We construct a plausible model of p53 regulation in which cell fate decisions in response to irradiation are controlled by interlinked negative and positive feedback loops. Two primary negative feedbacks involve p53 arrester, its p53-responsive inhibitor, Mdm2, and p53-responsive ATM inhibitor, phosphatase Wip1.  Existence of these two feedback loops  enables oscillatory responses to DNA damage which can be terminated when DNA repair is completed (cell recovery) or due to switching to the state of high level of p53 killer (apoptosis). This bistable switch between (1) limit cycle oscillations characterized by high level of p53 arrester and very low level of p53 killer and (2) stable steady state characterized by very high level of p53 killer, arises due to two opposing positive feedback loops stabilizing respectively p53 arrester and p53 killer. The loop which stabilizes p53 arrester involves Wip1: its transcription is regulated by p53 arrester and Wip1 dephosphorylates p53 killer to p53 arrester. The loop which stabilizes p53 killer involves another phosphatase, PTEN, transcription of which is regulated by p53 killer and accumulation of which via  Akt-dependent signaling leads to sequestration of inhibitory Mdm2 in the cytoplasm, and in turn to stabilization of p53 killer at a high level. We analyzed the bifurcation structure of the model and found that, although quite complex, it is possibly the simplest one allowing for the coexistence of stable-period oscillations  and a stable steady state “outside” of the limit cycle. We think that these are the necessary requirements for the plausible model p53 signaling pathway.

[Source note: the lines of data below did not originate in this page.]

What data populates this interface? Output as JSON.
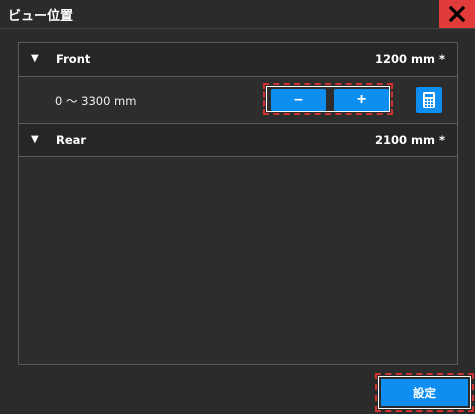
{
  "window": {
    "title": "ビュー位置",
    "close_icon": "close-icon"
  },
  "sections": {
    "front": {
      "label": "Front",
      "value": "1200 mm *",
      "range": "0 ～ 3300 mm",
      "minus_label": "–",
      "plus_label": "+",
      "calc_icon": "calculator-icon"
    },
    "rear": {
      "label": "Rear",
      "value": "2100 mm *"
    }
  },
  "footer": {
    "set_label": "設定"
  },
  "colors": {
    "accent": "#0d8ef0",
    "close": "#e23b3b",
    "highlight_dash": "#d0332f",
    "background": "#2b2b2b"
  }
}
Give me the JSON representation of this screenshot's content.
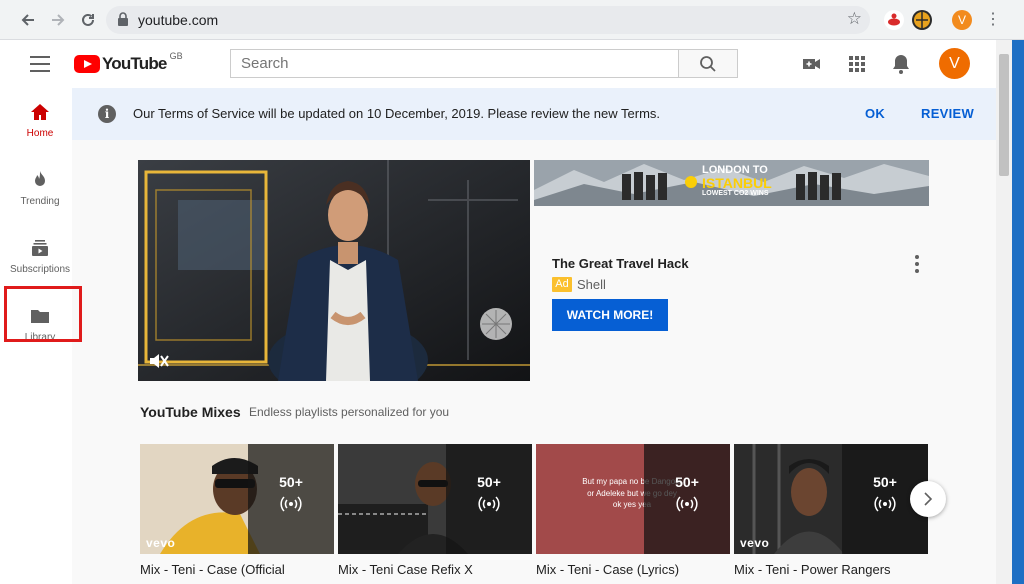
{
  "browser": {
    "url": "youtube.com",
    "profile_initial": "V"
  },
  "masthead": {
    "logo_text": "YouTube",
    "region": "GB",
    "search_placeholder": "Search",
    "avatar_initial": "V"
  },
  "guide": {
    "items": [
      {
        "label": "Home",
        "icon": "home-icon",
        "active": true
      },
      {
        "label": "Trending",
        "icon": "flame-icon",
        "active": false
      },
      {
        "label": "Subscriptions",
        "icon": "subscriptions-icon",
        "active": false
      },
      {
        "label": "Library",
        "icon": "folder-icon",
        "active": false
      }
    ]
  },
  "banner": {
    "message": "Our Terms of Service will be updated on 10 December, 2019. Please review the new Terms.",
    "ok_label": "OK",
    "review_label": "REVIEW"
  },
  "ad": {
    "banner_line1": "LONDON TO",
    "banner_line2": "ISTANBUL",
    "banner_line3": "LOWEST CO2 WINS",
    "title": "The Great Travel Hack",
    "badge": "Ad",
    "advertiser": "Shell",
    "cta_label": "WATCH MORE!"
  },
  "mixes": {
    "title": "YouTube Mixes",
    "subtitle": "Endless playlists personalized for you",
    "items": [
      {
        "title": "Mix - Teni - Case (Official",
        "count": "50+",
        "vevo": "vevo",
        "caption": ""
      },
      {
        "title": "Mix - Teni Case Refix X",
        "count": "50+",
        "vevo": "",
        "caption": ""
      },
      {
        "title": "Mix - Teni - Case (Lyrics)",
        "count": "50+",
        "vevo": "",
        "caption": "But my papa no be Dangote or Adeleke but we go dey ok yes yea"
      },
      {
        "title": "Mix - Teni - Power Rangers",
        "count": "50+",
        "vevo": "vevo",
        "caption": ""
      }
    ]
  },
  "colors": {
    "brand_red": "#ff0000",
    "link_blue": "#065fd4",
    "highlight_red": "#e01b1b",
    "avatar_orange": "#ef6c00"
  }
}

In the oscillatory phase, p53 arrester triggers synthesis of p21, leading to the reversible cell cycle arrest, while in the high p53 killer steady state the activation of Bax transcription and inhibition of Akt lead to irreversible apoptosis. Therefore the apoptotic decision is reached via two switches; one allowing for accumulation of p53 killer and PTEN, and inhibition of Akt, the second present in the apoptotic module involving auto-activating caspases.  Analysis of the model demonstrated that cell fate decisions are controlled by expression levels of phosphatases Wip1 and PTEN, and the level of growth factors. These levels are highly variable between cancer cell lines – this can explain differences of their responses to irradiation.